Often treated as a monster lurking under the collective beds of firms with 250 employees or over—the gender pay gap is the corporate bogeyman.
However, unlike the skeletons in your closet, the monster under your bed, or your train turning up on time, the gender pay gap is not a myth.
Gender pay gap myths
As the deadline is imminent, let us relieve you of some of the myths surrounding the gap, starting with:
The gender pay gap is a myth—it doesn’t exist
First thing’s first. Some of you may be confusing the gender pay gap with equal pay.
The two terms actually mean two different things:
Equal pay relates to the law that employees must receive equal pay for equal work.

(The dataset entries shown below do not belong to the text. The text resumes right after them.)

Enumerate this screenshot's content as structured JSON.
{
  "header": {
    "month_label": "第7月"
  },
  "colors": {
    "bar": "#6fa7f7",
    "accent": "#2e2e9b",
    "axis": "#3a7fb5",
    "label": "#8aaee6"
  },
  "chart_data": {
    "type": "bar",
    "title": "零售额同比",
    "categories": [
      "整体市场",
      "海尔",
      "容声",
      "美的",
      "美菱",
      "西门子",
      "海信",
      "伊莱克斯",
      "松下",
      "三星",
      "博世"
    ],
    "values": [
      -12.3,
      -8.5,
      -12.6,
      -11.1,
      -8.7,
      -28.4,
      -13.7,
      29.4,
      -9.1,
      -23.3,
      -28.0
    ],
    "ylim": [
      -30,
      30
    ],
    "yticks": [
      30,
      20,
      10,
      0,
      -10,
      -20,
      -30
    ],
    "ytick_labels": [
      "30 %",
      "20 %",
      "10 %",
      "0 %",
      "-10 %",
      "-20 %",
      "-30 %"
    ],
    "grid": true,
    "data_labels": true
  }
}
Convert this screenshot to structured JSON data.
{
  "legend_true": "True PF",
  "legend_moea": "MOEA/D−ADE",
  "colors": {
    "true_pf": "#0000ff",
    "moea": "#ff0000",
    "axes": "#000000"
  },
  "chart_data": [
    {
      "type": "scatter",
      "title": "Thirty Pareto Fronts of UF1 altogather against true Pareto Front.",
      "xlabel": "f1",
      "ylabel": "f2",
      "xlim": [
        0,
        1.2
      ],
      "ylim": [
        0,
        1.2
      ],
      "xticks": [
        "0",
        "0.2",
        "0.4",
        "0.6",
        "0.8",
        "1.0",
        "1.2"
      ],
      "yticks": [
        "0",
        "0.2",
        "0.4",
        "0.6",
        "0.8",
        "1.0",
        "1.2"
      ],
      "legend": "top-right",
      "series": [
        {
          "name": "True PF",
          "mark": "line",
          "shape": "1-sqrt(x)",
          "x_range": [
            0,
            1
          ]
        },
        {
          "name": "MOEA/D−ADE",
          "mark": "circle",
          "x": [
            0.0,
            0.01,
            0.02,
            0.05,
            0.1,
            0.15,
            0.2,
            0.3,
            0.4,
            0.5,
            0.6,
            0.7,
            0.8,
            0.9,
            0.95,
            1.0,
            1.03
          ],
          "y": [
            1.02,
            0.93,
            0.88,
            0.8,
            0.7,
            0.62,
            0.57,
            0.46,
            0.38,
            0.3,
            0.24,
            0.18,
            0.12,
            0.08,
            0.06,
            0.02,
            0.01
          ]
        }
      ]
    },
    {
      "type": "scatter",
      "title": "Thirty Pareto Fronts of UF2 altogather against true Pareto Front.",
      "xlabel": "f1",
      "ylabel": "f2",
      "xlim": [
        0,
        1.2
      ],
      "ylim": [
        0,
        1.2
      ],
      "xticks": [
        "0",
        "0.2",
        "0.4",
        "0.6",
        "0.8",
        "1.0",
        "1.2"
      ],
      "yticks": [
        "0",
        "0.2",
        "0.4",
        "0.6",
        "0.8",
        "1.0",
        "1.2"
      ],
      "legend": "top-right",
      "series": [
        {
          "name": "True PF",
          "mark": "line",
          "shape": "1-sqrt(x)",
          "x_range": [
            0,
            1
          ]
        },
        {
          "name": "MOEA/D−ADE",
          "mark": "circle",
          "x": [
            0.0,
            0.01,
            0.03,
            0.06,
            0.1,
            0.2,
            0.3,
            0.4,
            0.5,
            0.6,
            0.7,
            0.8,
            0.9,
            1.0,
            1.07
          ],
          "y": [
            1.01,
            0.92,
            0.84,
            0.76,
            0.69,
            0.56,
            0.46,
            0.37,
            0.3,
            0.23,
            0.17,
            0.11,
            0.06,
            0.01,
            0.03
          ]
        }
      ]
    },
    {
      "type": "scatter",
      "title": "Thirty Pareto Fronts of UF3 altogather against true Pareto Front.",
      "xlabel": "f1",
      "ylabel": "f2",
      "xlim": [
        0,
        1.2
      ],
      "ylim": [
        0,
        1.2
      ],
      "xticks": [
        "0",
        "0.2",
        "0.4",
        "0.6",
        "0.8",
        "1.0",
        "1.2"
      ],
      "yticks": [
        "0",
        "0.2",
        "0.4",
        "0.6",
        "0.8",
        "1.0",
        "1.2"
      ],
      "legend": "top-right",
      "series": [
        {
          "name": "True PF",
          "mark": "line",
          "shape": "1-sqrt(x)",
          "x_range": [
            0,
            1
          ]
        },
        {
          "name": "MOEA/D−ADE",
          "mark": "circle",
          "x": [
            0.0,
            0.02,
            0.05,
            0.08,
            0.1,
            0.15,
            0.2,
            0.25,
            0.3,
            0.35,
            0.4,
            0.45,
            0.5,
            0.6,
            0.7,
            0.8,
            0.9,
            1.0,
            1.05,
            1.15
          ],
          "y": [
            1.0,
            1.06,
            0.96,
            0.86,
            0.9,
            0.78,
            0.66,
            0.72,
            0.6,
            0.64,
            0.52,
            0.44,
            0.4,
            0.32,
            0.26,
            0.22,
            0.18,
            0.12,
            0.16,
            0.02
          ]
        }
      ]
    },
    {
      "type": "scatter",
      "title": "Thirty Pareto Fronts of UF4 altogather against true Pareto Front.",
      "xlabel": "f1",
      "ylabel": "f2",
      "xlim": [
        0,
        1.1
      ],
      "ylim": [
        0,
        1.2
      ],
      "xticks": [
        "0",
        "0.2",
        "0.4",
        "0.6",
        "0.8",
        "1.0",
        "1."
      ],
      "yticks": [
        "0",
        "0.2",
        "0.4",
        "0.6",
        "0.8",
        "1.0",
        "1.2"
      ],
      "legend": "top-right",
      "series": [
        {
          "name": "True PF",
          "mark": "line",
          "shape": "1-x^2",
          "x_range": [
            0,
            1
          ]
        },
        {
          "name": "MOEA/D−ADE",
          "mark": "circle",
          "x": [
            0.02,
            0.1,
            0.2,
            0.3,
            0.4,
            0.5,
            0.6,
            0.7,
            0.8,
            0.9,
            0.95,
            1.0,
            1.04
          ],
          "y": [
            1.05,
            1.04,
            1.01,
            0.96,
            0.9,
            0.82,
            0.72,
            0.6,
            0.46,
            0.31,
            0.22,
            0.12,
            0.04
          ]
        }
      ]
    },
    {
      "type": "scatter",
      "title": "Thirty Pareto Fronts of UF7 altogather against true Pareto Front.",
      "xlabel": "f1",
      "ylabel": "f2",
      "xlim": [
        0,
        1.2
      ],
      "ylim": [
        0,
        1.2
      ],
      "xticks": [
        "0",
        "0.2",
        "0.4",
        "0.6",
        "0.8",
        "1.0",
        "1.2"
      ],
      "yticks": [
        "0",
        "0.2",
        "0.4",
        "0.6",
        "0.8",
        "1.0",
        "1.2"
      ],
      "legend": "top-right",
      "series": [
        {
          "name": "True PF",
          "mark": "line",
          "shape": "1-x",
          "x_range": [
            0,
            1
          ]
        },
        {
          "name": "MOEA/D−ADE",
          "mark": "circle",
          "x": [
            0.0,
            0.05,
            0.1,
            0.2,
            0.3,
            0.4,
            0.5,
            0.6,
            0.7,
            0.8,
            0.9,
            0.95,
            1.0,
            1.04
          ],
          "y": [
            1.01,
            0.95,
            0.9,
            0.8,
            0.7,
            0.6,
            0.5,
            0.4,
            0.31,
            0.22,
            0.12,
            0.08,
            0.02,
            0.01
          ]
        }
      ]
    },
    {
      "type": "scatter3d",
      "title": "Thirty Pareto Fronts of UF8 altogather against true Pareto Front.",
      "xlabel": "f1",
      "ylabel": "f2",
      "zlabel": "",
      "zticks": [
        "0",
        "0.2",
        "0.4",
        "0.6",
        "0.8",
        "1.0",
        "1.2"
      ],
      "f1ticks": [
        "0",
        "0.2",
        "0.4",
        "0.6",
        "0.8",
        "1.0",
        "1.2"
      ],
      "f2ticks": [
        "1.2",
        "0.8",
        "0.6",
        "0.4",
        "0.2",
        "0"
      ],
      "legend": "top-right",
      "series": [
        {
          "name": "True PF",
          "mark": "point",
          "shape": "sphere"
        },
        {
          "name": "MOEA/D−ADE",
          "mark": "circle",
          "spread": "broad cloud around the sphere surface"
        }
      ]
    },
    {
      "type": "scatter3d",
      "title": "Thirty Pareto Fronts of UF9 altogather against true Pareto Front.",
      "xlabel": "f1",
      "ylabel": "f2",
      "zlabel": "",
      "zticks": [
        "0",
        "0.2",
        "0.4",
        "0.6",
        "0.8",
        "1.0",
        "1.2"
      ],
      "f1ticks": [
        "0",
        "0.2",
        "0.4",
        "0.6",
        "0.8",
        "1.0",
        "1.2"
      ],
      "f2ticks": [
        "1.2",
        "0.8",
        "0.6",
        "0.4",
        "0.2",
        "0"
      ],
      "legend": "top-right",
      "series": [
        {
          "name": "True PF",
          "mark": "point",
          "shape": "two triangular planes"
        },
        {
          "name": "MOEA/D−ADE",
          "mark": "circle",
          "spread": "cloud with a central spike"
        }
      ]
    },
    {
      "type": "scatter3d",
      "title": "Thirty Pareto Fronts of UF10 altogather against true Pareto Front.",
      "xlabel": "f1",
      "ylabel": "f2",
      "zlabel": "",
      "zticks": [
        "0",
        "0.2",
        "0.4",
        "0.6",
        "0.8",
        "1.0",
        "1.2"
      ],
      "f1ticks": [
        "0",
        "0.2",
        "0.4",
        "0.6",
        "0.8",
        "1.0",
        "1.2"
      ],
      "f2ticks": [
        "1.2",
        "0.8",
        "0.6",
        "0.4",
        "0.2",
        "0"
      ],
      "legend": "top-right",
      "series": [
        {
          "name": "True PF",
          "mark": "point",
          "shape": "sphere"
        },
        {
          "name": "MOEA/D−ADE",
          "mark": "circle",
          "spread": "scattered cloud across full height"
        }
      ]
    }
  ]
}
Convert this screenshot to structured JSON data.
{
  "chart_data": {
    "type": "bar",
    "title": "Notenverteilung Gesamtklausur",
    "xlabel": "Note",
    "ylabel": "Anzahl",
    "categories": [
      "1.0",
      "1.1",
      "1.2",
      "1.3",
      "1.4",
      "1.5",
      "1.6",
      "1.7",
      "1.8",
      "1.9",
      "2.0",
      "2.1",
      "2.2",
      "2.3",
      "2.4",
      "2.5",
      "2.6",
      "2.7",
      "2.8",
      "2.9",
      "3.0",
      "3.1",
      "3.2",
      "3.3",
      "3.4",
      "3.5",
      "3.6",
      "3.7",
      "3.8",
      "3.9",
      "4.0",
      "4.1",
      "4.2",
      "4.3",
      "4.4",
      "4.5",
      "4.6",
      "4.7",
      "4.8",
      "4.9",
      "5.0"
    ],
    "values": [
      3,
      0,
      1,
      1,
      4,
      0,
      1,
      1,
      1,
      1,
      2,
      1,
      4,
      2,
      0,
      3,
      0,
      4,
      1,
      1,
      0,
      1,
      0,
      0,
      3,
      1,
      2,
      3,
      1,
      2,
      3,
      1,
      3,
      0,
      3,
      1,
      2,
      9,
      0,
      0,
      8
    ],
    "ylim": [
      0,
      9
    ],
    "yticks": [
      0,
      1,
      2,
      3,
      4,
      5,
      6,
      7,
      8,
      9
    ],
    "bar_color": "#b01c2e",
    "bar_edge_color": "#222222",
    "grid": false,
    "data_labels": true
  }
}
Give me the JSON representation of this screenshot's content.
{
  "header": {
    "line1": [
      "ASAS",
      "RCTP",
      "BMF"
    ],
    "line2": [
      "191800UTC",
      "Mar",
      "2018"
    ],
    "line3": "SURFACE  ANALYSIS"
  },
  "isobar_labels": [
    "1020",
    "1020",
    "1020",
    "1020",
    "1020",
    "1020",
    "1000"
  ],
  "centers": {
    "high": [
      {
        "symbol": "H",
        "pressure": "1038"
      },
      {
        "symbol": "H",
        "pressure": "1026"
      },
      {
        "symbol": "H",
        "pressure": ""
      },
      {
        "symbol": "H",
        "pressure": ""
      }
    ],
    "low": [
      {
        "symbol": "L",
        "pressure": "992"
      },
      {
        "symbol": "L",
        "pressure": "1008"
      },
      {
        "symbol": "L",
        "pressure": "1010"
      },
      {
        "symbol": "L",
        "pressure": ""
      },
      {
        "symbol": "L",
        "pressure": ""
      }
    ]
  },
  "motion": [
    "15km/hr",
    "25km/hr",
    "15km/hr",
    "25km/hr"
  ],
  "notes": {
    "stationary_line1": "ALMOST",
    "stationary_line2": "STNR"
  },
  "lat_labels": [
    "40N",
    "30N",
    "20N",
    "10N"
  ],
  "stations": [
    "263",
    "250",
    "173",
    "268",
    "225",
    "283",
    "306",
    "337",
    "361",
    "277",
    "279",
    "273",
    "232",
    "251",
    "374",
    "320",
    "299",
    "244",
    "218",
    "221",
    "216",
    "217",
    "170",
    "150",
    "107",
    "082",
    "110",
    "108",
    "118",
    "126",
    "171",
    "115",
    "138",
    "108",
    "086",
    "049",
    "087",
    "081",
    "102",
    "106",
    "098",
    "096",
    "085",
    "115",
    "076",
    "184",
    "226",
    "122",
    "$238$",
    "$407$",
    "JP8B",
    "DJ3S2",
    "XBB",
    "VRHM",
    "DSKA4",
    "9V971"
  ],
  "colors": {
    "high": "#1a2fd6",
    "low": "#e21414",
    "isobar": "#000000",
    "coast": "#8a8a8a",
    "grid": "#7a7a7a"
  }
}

It is illegal to pay two employees who perform the same role at the same level different wages.
The gender pay gap on the other hand relates to the mean and median amount of pay men and women receive within an organisation. The pay gap is not a measurement of different pay for equal work, but a snapshot of the representation of women compared to men within an organisation at all levels.
If you accept that definition, then all you need to do is take a look at last year’s gender pay gap data to discover that the gap is not a myth.
While there were businesses that did not have a gap, and some that had a gap in favour of women—the vast majority had a gap in favour of men, some significantly so.
It’s not a legal requirement to publish my gender pay gap report
But it is.
Take a look at this passage from the UK Government’s website:
“From 2017, any organisation that has 250 or more employees must publish and report specific figures about their gender pay gap… Employers must both:
- publish their gender pay gap data and a written statement on their public-facing website
- report their data to government online - using the gender pay gap reporting portal.”
Succeeding to create and submit the report, but failing to publish it, will be seen as breaking the law, the same as if you hadn’t produced the report in the first place.
Don’t get caught out because you missed a vital—and a relatively easy—last step.
The gender pay gap is widening / closing
This is a relatively complicated one, and largely depends on which metric you are using to determine how the gap has grown (or shrunk).
If you were basing this claim on the hourly median gender pay gap, then you might be surprised. As of February, the figure had improved from 9.7% last year to 8.4% this year.
However, a number of major companies that have released their data prior to the deadline are reporting a wider gap overall. Some such companies include HSBC, KwikFit, Virgin Atlantic, and Npower.
So, what is the truth?
Well, we can’t say for certain before all the data is in, and even then there may be some room for debate, depending on the metric you’re basing your argument on.
Our advice—wait until all reports have been published before making your decision.
There is no benefit to decreasing the pay gap in my company
A number of studies have pointed to the result that having a diverse workforce leads to increased productivity and overall performance.
This also applies to executive boards.
According to one McKinsey study, public companies with diverse executive boards have a 95% higher return than homogeneous ones.
Not only does this promote a positive, inclusive culture, it boosts your brand’s reputation and proves you are a fair and equal employer. This will serve to attract fresh talent to your business.
There is a plethora of business reasons to decrease your pay gap, including: talent attraction, workforce engagement, innovation, brand awareness, help with procurement, preparation for acquisition, and more. But ultimately, it’s just the right thing to do.